Kata para ahli, apa yang disebut cara hidup miskin ini merupakan "penyakit" hampir di semua belahan bumi yang menurut ukuran negeri kapitalis (maju) adalah negeri yang sedang berkembang atau miskin?padahal bisa jadi kalau diukur kekayaan alamnya bisa lebih kaya. Negara-negara yang biasanya pernah dijajah dan mengalami benturan budaya karena terkejut dan tidak bisa menerima kemajuan teknologi. Di satu sisi beberapa negara ini masih memiliki kebudayaan petani yang kental tetapi tiba-tiba juga harus menghadapi kebudayaan material yang diusung oleh negara kapitalis tersebut dan menguasai hampir semua lini kehidupan. Jadi kemiskinan di sini dilanggengkan karena secara langsung ataupun tidak langsung dipelajari dan dipraktekkan cara hidupnya oleh masyarakat pendukungnya. Sekolah di mana saya bekerja rupanya menjadi bagian dari lembaga yang melanggengkan hal tersebut. Pada masa sekitar tahun 60-80-an sekolah ini merupakan sekolah yang cukup berjaya. Gaji gurunya melebihi gaji pegawai negeri pada masa itu. Ditawari menjadi pegawai negeri guru-guru tersebut tidak mau. Bahkan dengan bangga mereka bisa memamerkan sepeda pemberian dari Yayasan Pusat yang belum tentu dapat diperoleh pegawai negeri saat itu. Sekilas sepertinya sekolah ini maju pesat. Tetapi ternyata semua itu terjadi karena ada dukungan dana dari Belanda untuk operasionalisasi semua kegiatan disekolah ini.

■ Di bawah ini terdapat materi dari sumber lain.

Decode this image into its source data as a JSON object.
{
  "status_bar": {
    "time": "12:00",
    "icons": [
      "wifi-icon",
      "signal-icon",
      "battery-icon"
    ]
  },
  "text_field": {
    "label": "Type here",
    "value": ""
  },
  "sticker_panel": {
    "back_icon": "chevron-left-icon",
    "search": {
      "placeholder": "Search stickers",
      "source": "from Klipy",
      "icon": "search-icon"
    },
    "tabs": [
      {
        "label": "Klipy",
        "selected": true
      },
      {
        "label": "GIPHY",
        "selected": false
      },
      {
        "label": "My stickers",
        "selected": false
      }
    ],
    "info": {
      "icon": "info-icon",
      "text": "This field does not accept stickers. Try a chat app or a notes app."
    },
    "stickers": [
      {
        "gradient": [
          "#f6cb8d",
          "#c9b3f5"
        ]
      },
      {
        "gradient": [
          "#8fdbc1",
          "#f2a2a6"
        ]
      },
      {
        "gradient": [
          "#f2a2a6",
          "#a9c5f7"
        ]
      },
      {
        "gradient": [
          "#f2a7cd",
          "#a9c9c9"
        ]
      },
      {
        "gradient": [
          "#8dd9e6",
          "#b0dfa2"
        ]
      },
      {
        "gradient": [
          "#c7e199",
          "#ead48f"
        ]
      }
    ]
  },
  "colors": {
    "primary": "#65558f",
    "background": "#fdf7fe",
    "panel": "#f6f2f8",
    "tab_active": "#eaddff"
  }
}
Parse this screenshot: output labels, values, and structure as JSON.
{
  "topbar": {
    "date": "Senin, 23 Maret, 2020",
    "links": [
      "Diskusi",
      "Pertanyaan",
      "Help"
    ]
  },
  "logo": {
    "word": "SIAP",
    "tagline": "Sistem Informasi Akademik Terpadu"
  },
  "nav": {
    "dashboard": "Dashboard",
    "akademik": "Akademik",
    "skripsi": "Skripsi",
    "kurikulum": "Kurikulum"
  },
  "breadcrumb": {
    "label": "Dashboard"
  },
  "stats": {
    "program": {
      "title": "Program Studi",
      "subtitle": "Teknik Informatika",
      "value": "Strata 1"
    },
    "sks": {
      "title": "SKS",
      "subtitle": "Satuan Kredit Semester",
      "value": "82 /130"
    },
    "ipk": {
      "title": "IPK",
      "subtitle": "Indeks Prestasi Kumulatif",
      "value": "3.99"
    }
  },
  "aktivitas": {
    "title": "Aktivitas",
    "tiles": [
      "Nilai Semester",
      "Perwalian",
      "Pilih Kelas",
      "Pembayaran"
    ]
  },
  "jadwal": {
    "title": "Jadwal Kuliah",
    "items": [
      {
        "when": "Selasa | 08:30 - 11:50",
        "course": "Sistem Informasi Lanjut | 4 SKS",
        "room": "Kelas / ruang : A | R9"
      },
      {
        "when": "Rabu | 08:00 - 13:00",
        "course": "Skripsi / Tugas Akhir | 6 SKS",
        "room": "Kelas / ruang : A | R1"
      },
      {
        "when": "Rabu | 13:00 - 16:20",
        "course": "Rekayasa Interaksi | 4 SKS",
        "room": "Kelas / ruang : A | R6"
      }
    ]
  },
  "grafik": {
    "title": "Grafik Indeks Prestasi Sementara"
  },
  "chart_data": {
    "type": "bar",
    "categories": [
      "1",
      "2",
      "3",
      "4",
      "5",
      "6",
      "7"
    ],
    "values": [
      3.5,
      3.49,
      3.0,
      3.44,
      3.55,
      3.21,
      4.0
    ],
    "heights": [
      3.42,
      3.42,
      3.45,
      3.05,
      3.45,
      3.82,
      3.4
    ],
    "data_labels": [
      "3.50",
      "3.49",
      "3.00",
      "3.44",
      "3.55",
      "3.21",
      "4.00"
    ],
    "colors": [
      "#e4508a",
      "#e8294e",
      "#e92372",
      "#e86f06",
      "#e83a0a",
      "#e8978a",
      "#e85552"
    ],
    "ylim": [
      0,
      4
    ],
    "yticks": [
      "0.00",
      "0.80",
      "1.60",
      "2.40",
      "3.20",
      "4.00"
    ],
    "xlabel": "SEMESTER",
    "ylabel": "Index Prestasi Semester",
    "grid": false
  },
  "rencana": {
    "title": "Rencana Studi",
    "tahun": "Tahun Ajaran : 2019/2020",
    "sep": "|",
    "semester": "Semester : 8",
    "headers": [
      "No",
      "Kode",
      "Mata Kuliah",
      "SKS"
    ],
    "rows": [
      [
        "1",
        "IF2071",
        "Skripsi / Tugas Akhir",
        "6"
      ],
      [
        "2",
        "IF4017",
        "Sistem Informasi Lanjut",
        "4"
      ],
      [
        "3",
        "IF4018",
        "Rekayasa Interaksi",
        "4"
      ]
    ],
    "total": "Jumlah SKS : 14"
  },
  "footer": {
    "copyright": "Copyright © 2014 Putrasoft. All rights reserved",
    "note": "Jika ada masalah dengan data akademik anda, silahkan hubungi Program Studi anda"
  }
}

Sekolah hampir tidak mengadakan pembaharuan ataupun rencana-rencana untuk masa depan. Yang kemudian terjadi adalah rebutan rejeki sehingga sebisa mungkin saudara ataupun teman menjadi bagian dari Pengurus Yayasan ataupun Guru di sekolah-sekolah yang berada di bawah naungan Yayasan Pengelola. Dapat ditebak situasinya adalah situasi aman karena mendapat sokongan. Tidak ada budaya berusaha, tetapi seperti sebuah involusi, dana bantuan yang harusnya dikembangkan itu malah dibuat supaya dapat menghidupi banyak sekali para kolega maupun saudara. Seperti sepetak sawah yang kemudian dikerjakan oleh banyak orang hanya supaya semua orang kebagian rejeki. Sebuah cara hidup miskin karena ketiadaan sumber produksi dan ketiadaan pengetahuan mengelola sumber produksi maka apa yang ada dimaksimalkan dengan cara di buat "padat karya". Jelas hal ini akan menjauhkan kita dari kemajuan. Ketika traktor berperan habislah model pertanian ini.

Kembali ke sekolah tadi. Dalam situasi seperti ini jelas anak-anak sadar atau tidak sadar diajak untuk belajar menjadi miskin. Mereka selalu melihat bahwa saudara-saudara Guru mereka yang lebih berperan dan Guru-guru juga selalu menekankan bahwa kekayaan sepertinya adalah sebuah wahyu bukan karena usaha. Sisa-sisa pengajaran mereka itu masih dapat dilihat sampai sekarang. Seorang Guru berkata "Nasib Mas Wiji, dulu kita jaya sekarang terpuruk." Kepada murid-murid dia berkata, "Kamu belajar yang rajin, dan nanti kalau nasibmu baik jangan lupa kepada sekolah ini". Jadi nasib baik saja yang menentukan. Nasib baik siapa tahu mendapat donatur lagi atau menjadi kaya. Arogansi ketika mereka merasa lebih baik dari pegawai negeri juga membuat keinginan maju tidak ada. Maka gaya mengajar dan juga situasinya minimalis sekali. Miskin kreatifitas. Yang ada rutinitas.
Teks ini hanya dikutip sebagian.